On 29 Oct 2012, at 20:56, Stefan Schreiber <st...@mail.telepac.pt> wrote:

> Oh yes, go to Apple and look if they listen to your ideas, and let others do 
> their stuff instead of doing some promotion for some "stylish", "fahionable" 
> campany offering "super slim" products.

You make my point: they won't listen, at least not at this point in the game.
But that's exactly why it's futile to advocate lab type stuff, and stick with 
what's available to the mass market now. 
The mass market right now offers exactly two things:

a) stereo audio
b) custom apps though the various app stores.

And that means that any mass market solution must at this point be stereo 
compatible and may employ a custom playback app made available through the 
various app store channels.


> (Samsung and Amazon sell also a lot of smartphones and tablets, by the way. 
> If it i just about numbers, Samsungs sells actually more mobile phones...)
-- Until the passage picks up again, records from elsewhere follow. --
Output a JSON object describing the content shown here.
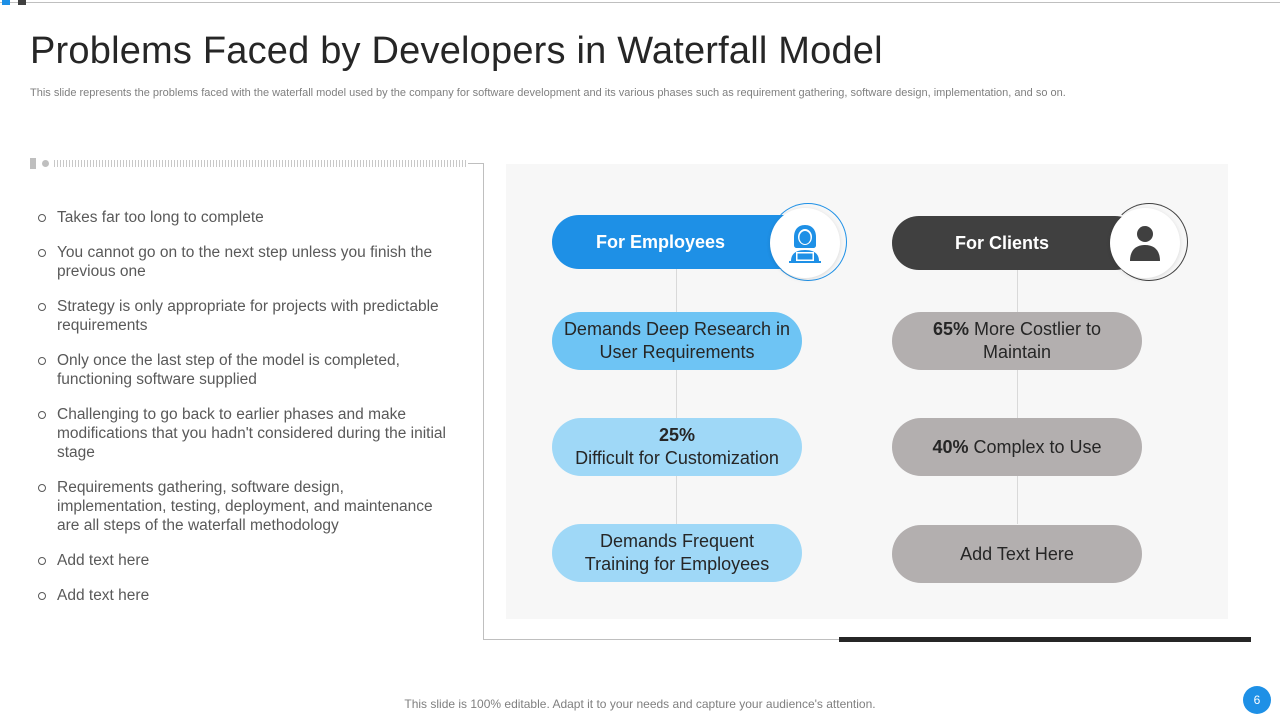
{
  "slide": {
    "title": "Problems Faced by Developers in Waterfall Model",
    "subtitle": "This slide represents the problems faced with the waterfall model used by the company for software development and its various phases such as requirement gathering, software design, implementation, and so on.",
    "footer": "This slide is 100% editable. Adapt it to your needs and capture your audience's attention.",
    "page_number": "6"
  },
  "bullets": [
    "Takes far too long to complete",
    "You cannot go on to the next step unless you finish the previous one",
    "Strategy is only appropriate for projects with predictable requirements",
    "Only once the last step of the model is completed, functioning software supplied",
    "Challenging to go back to earlier phases and make modifications that you hadn't considered during the initial stage",
    "Requirements gathering, software design, implementation, testing, deployment, and maintenance are all steps of the waterfall methodology",
    "Add text here",
    "Add text here"
  ],
  "employees": {
    "header": "For Employees",
    "icon": "employee-laptop-icon",
    "items": [
      {
        "bold": "",
        "text": "Demands Deep Research in User Requirements"
      },
      {
        "bold": "25%",
        "text": "Difficult for Customization"
      },
      {
        "bold": "",
        "text": "Demands Frequent Training for Employees"
      }
    ]
  },
  "clients": {
    "header": "For Clients",
    "icon": "user-icon",
    "items": [
      {
        "bold": "65%",
        "text": "More Costlier to Maintain"
      },
      {
        "bold": "40%",
        "text": "Complex to Use"
      },
      {
        "bold": "",
        "text": "Add Text Here"
      }
    ]
  },
  "colors": {
    "accent_blue": "#1e90e6",
    "dark": "#404040",
    "light_blue": "#6ec4f4",
    "lighter_blue": "#9fd8f7",
    "grey_pill": "#b3afaf"
  }
}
I use Apple as an example, because it's the dominant company in this field, 
while the rest are imitators and followers; not leaders. Who sells more devices 
also doesn't matter, what matters which devices are used. And if you e.g. look 
at the web traffic statistics you'll see how clearly Apple dominates that 
field. Apple is also the company with the bargaining power. So if they see 
surround as the future, they can make that future happen. Therefore, getting 
surround sound into their platform by means of a Trojan horse (like e.g. 
putting UHJ-encoded material into the iTunes store) is a start on that path.
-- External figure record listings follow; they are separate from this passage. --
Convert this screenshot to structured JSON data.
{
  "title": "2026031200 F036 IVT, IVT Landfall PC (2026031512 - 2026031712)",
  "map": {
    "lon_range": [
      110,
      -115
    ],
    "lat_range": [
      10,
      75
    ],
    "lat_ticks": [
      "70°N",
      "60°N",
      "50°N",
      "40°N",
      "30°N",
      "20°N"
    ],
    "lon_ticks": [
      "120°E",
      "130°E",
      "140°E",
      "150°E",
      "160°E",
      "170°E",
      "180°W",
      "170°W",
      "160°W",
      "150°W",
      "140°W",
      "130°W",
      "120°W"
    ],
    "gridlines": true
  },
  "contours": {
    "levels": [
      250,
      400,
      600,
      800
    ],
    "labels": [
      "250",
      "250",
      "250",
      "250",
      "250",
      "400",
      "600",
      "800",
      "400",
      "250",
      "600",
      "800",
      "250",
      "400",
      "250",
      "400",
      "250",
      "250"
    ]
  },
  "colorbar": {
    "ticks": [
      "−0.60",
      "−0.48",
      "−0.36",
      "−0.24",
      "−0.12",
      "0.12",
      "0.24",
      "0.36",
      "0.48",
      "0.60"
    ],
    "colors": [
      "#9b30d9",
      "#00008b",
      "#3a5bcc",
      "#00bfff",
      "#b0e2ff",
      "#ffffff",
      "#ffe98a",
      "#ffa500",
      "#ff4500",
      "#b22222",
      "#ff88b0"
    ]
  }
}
> I am really angry about these postings. Look for surround in your local Apple 
> store, and if you find somen give us some news about. Otherwise, Apple and 
> their "fashionable" products are offtopic. (I don't see any relationship to 
> this thread, and even not to this audio list.)

You're angry at reality. I'm not making these things up, nor do they constitute 
my ideal world. But I'm willing to face the reality and ask which small steps 
can we take to get from here to there by infiltrating what actual consumers 
use, rather than being preoccupied with lab experiments and boutique recordings 
that cater to a bunch of enthusiasts.
Nobody who matters (i.e. average consumer) is interested in a dorky 
head-tracking headphone setup that makes him/her look like a Borg from Star 
Trek.
Headphones are accessories that need to be fashionable, because people know 
they are going to be seen in public wearing them. That's reality. Get used to 
it. That's why stuff like Beats by Dr. Dre sells ("cool DJs have them") and 
nobody would want to be caught dead wearing top-notch studio head phones.